Diametrale Unterschiede bei Genetik und Ätiologie

«ADHS und Psychosen sind grundsätzlich sehr verschieden» sagt PD Dr. Burger. So weisen die genetischen Landschaften von ADHS und den psychotischen Erkrankungen und der Schizophrenie vergleichsweise kleine Überlappungen auf (2).

Und auch die bekannten physiologischen Mechanismen der beiden Erkrankungsbilder unterscheiden sich wesentlich. Der Ursprung der Schizophrenie liegt möglicherweise in einer Überempfindlichkeit gegenüber Dopamin oder Serotonin, bzw. einer Unterfunktion des NMDA-Rezeptors. Dopamin-agonistische Substanzen wie Amphetamin oder Kokain können psychotische Symptome auslösen. Bei Patienten mit einer Psychoseneigung wäre das Risiko zur Entwicklung von Symptomen dann noch höher.

Stattdessen codieren die für das ADHS bekannten Prädispositionsgene für Strukturen, die im Monoaminstoffwechsel, v.a. für Noradrenalin und Dopamin veranwortlich sind. Diese «fehlen» dann, was für die ADHS-Klinik verantwortlich erachtet wird.
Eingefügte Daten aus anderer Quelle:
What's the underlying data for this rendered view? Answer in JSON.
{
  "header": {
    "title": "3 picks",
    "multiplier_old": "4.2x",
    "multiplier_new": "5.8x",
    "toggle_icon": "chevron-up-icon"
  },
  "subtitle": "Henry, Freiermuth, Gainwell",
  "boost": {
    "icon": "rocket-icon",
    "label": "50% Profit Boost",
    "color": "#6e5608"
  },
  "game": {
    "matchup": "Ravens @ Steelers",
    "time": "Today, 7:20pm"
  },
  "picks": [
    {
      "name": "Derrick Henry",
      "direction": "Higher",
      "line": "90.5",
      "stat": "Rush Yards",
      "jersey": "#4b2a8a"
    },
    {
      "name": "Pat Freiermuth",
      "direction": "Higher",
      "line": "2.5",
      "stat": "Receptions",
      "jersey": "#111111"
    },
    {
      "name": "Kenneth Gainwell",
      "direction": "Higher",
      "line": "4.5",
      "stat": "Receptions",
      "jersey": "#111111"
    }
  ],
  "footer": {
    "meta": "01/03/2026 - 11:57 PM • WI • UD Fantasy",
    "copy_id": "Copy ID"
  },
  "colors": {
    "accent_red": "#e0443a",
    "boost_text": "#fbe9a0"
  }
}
Daher lässt sich die ADHS auch sehr effektiv durch Methylphenidat und Amphetaminpräparatebehandeln.

Pascal Burger
zVg

«ADHS kommt nicht nur in der Kindheit vor» sagt PD Dr. Pascal Burger, leitender Arzt am Zentrum für Psychiatrie und Psychotherapie, Klinik Zugersee.

Psychosen und ADHS sind wichtige Differenzialdiagnosen

Klinisch gibt es jedoch bei Psychotikern und Menschen mit ADHS einige Überschneidungen, erinnert PD Dr. Burger. Es sei daher wichtig, die ADHS differenzialdiagnostisch von einer Psychose abzugrenzen. «Denn einem Psychotiker sollten keinesfalls ADHS-Medikamente gegeben werden.»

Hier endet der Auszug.